I don't see the point made in this video.
Great explanation
Just a reminder that if you dont need thread saftey, you're better off with Box or Rc
This seems like something that could be done by the compiler. If the compiler encounters say a Vec, and it can prove that after construction, no mutable methods are called on the vec or on its clones, then it could convert it into an Arc. I don't know if that's theoretically impossible but I can't think of any counterexamples off the top of my head
Awesome video!! Btw I love the font you're using, looks kinda like LaTex
It is! Courtesy of the Manim library--see the link in the description. :)
Box should be the default. Rc, Arc only if its shared which Vec wouldnt be for example so very different use case.
Sadly both on linux and windows Box visualizer is broken in the debugger. Arc, Rc of slices have workinv debugger visualizers.
Really like this video. Nice that it has no music over it
I agree bro
6:55 As far as I can tell, it generally doesn't allocate extra space if you create the whole string at once with String::from (and ofc String::with_capacity). Which actually seems a bit odd, afaik most allocators only give out 8 byte aligned regions so it would make sense if String just took the rest as well.
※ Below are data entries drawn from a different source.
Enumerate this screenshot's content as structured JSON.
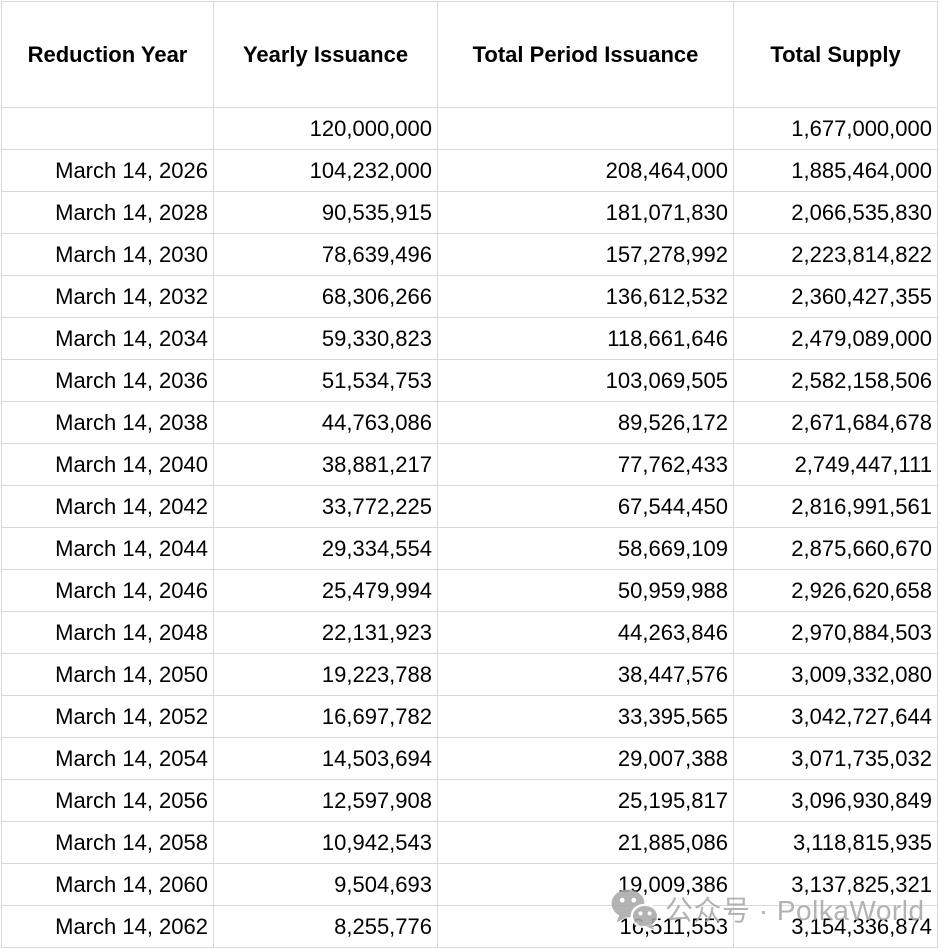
{
  "table": {
    "columns": [
      {
        "key": "reduction_year",
        "label": "Reduction Year"
      },
      {
        "key": "yearly_issuance",
        "label": "Yearly Issuance"
      },
      {
        "key": "total_period_issuance",
        "label": "Total Period Issuance"
      },
      {
        "key": "total_supply",
        "label": "Total Supply"
      }
    ],
    "rows": [
      [
        "",
        "120,000,000",
        "",
        "1,677,000,000"
      ],
      [
        "March 14, 2026",
        "104,232,000",
        "208,464,000",
        "1,885,464,000"
      ],
      [
        "March 14, 2028",
        "90,535,915",
        "181,071,830",
        "2,066,535,830"
      ],
      [
        "March 14, 2030",
        "78,639,496",
        "157,278,992",
        "2,223,814,822"
      ],
      [
        "March 14, 2032",
        "68,306,266",
        "136,612,532",
        "2,360,427,355"
      ],
      [
        "March 14, 2034",
        "59,330,823",
        "118,661,646",
        "2,479,089,000"
      ],
      [
        "March 14, 2036",
        "51,534,753",
        "103,069,505",
        "2,582,158,506"
      ],
      [
        "March 14, 2038",
        "44,763,086",
        "89,526,172",
        "2,671,684,678"
      ],
      [
        "March 14, 2040",
        "38,881,217",
        "77,762,433",
        "2,749,447,111"
      ],
      [
        "March 14, 2042",
        "33,772,225",
        "67,544,450",
        "2,816,991,561"
      ],
      [
        "March 14, 2044",
        "29,334,554",
        "58,669,109",
        "2,875,660,670"
      ],
      [
        "March 14, 2046",
        "25,479,994",
        "50,959,988",
        "2,926,620,658"
      ],
      [
        "March 14, 2048",
        "22,131,923",
        "44,263,846",
        "2,970,884,503"
      ],
      [
        "March 14, 2050",
        "19,223,788",
        "38,447,576",
        "3,009,332,080"
      ],
      [
        "March 14, 2052",
        "16,697,782",
        "33,395,565",
        "3,042,727,644"
      ],
      [
        "March 14, 2054",
        "14,503,694",
        "29,007,388",
        "3,071,735,032"
      ],
      [
        "March 14, 2056",
        "12,597,908",
        "25,195,817",
        "3,096,930,849"
      ],
      [
        "March 14, 2058",
        "10,942,543",
        "21,885,086",
        "3,118,815,935"
      ],
      [
        "March 14, 2060",
        "9,504,693",
        "19,009,386",
        "3,137,825,321"
      ],
      [
        "March 14, 2062",
        "8,255,776",
        "16,511,553",
        "3,154,336,874"
      ]
    ]
  },
  "watermark": {
    "icon": "wechat-icon",
    "text": "公众号 · PolkaWorld"
  },
  "colors": {
    "grid_line": "#d9d9d9",
    "text": "#000000",
    "watermark": "#a9a9a9",
    "background": "#ffffff"
  }
}
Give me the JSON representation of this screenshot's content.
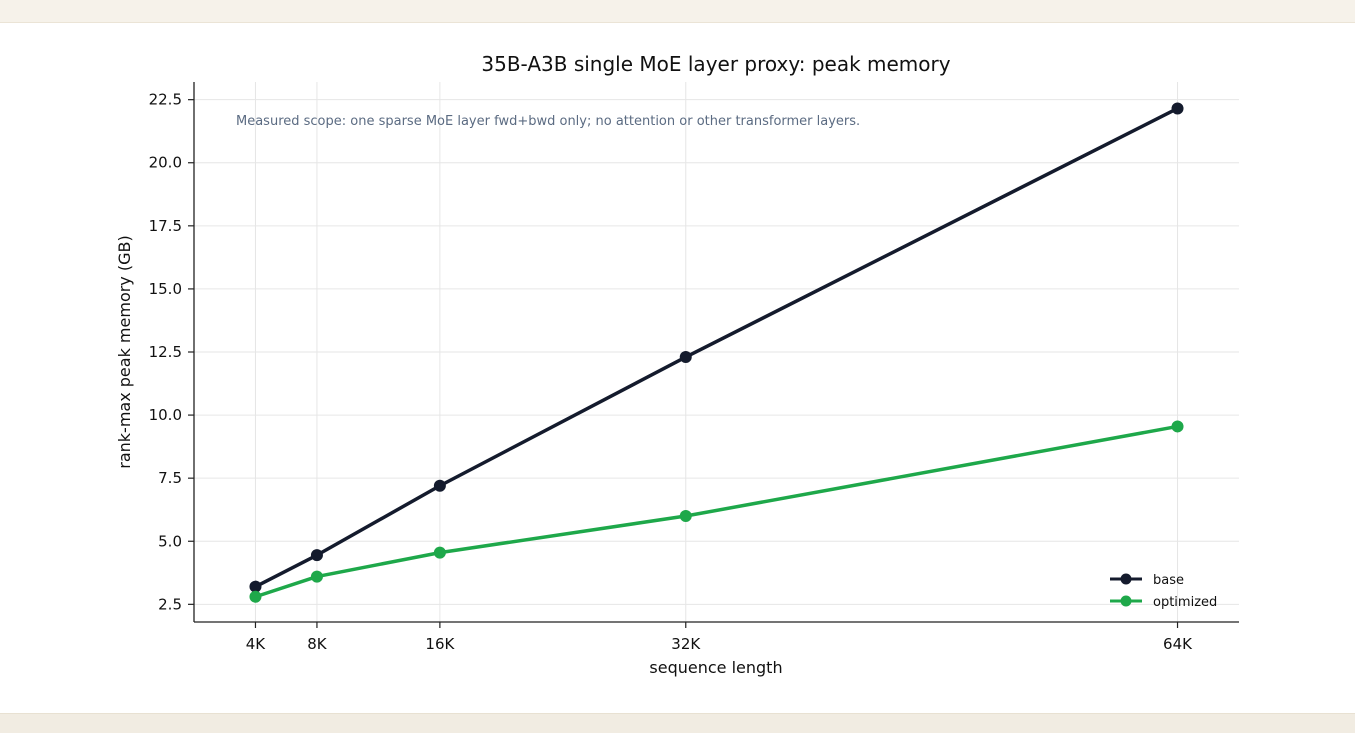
{
  "chart_data": {
    "type": "line",
    "title": "35B-A3B single MoE layer proxy: peak memory",
    "xlabel": "sequence length",
    "ylabel": "rank-max peak memory (GB)",
    "annotation": "Measured scope: one sparse MoE layer fwd+bwd only; no attention or other transformer layers.",
    "x": [
      4,
      8,
      16,
      32,
      64
    ],
    "x_tick_labels": [
      "4K",
      "8K",
      "16K",
      "32K",
      "64K"
    ],
    "xlim": [
      0,
      68
    ],
    "y_ticks": [
      2.5,
      5.0,
      7.5,
      10.0,
      12.5,
      15.0,
      17.5,
      20.0,
      22.5
    ],
    "y_tick_labels": [
      "2.5",
      "5.0",
      "7.5",
      "10.0",
      "12.5",
      "15.0",
      "17.5",
      "20.0",
      "22.5"
    ],
    "ylim": [
      1.8,
      23.2
    ],
    "grid": true,
    "legend_position": "bottom-right",
    "series": [
      {
        "name": "base",
        "color": "#141b2d",
        "values": [
          3.2,
          4.45,
          7.2,
          12.3,
          22.15
        ]
      },
      {
        "name": "optimized",
        "color": "#1ea84a",
        "values": [
          2.8,
          3.6,
          4.55,
          6.0,
          9.55
        ]
      }
    ]
  }
}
Though I guess in that case, a realloc that stays below the actual region size probably also would be free.
The allocator API atm requires that you pass in the same layout for deallocation as you got for allocation. Excess capacity info is otherwise lost for Arc and so the conversion from String does a clone iff len ≠ cap.
In other words, this exact allocation attitude works well with converting to smart pointers that treat length and capacity as equal
@@Kupiakos42 I wasn't talking about smart pointers. I was talking about String.
@@1vader I mean smart pointers and how they interact with allocators is a specific reason for String, and the global allocator generally, to allocate exact space instead of a multiple of 8.
@@Kupiakos42 I'm not really sure I understand what you mean. It sounds like you're saying it's so that the String allocation can just be re-used for the Arc allocation during conversion from String to Arc but that doesn't seem possible since Arc needs extra stuff at the front of the allocation. And you also said in your initial comment that a clone is done iff len = capacity? But shouldn't it be the other way around?
@@Kupiakos42 Checking the source code, it indeed looks like Arc always creates a new allocation and copies everything over.
Great video, great channel, Arc is so good.
I found a downside to this recently. `Arc` and `Rc` are not `serde::Serialize`.
It's a feature flag in serde
Unless you’re planning on generating monster IDs at runtime why not just drop the ARC and use &’static str? Or for that matter why not use a unique zero width type and make MonsterID a trait?
The ustr crate also provides a convenient _leaked_ string type with O(1) comparison time a O(n) construction. If the variants aren't known at compile time but don't need freeing after they're known, it can be a good approach.